# Springador / Labradinger



## JimBobWalton (16 June 2008)

Hi,

Does anyone know what the differnce is between a Springador and a Labradinger...? Is there a difference or is a Labradinger just the US name for a Springador...?

We have just acquired a beautiful Springador, mother was Springer, father a Lab. 

She has Springer ears, coat and tail with a gentle Lab temperament!

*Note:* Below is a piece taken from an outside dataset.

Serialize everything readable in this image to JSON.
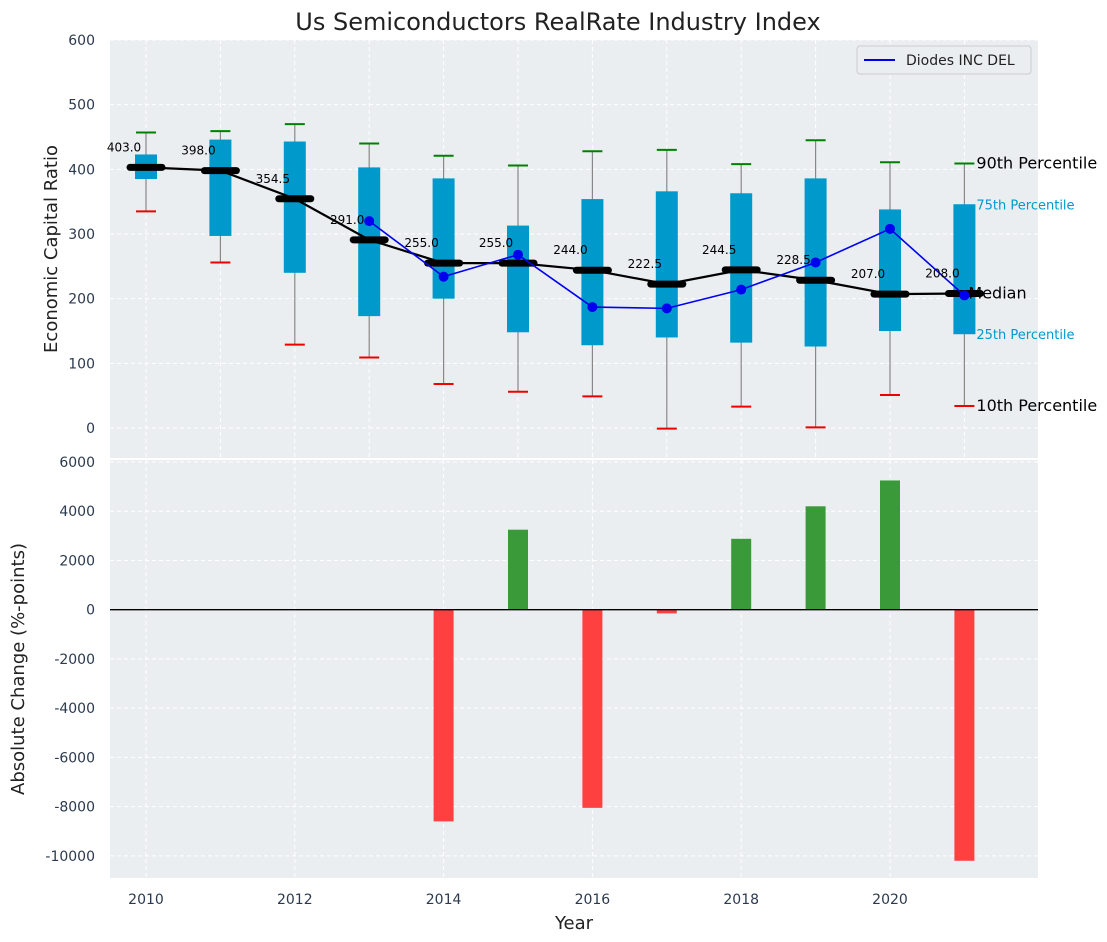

She has been mistaken for a flat coated retriever by one or two people and I think she is quite setter-like.

Jim


----------



## Ravenwood (16 June 2008)

Never heard of a Labradinger!  They are all called Springadors round here.


----------



## Baggybreeches (17 June 2008)

Round here they are just called mongrels!! 
	
	
		
		
	


	




Never heard of a labradinger so I would think that is an american term. 
I have seen some springadors and they do look like flat coat retrievers. I have a pointador (GSP x lab) and he just looks like a fat pointer.


----------



## ann-jen (17 June 2008)

I think its supposed to be to do with whether the mother or the father was the springer as to which way round it goes but most people just call them springadors over here.


----------



## sloulou (17 June 2008)

LOL - I would just call them mongrels  
	
	
		
		
	


	





But what does it matter if you love you dog


----------



## ihatework (17 June 2008)

Sounds like a mongel to me too, but a very nice mix. Certainly one I'd be keen to have


----------



## katesprl (16 November 2008)

Hi 
I'm interested in getting a Springador for around January/Feb time. 
Please let me know if you know of any breeders/litters or have any advice. 
Previously owned a beautiful Springer but this time thought it'd be nice to combine with a more biddable temperament. 
Thanks


----------



## fisherac (22 January 2009)

We currently have a litter of springadors first cross with both mother and father with excellent working pedigrees (including many FTCH), please visit our web address at osgodbygundogs.co.uk


----------



## kirstyhen (22 January 2009)

As I have seen said before, you could end up with a perfect mix, OR, you could end up putting a brain in a springer or take the brain from a labrador, either way it's dangerous


----------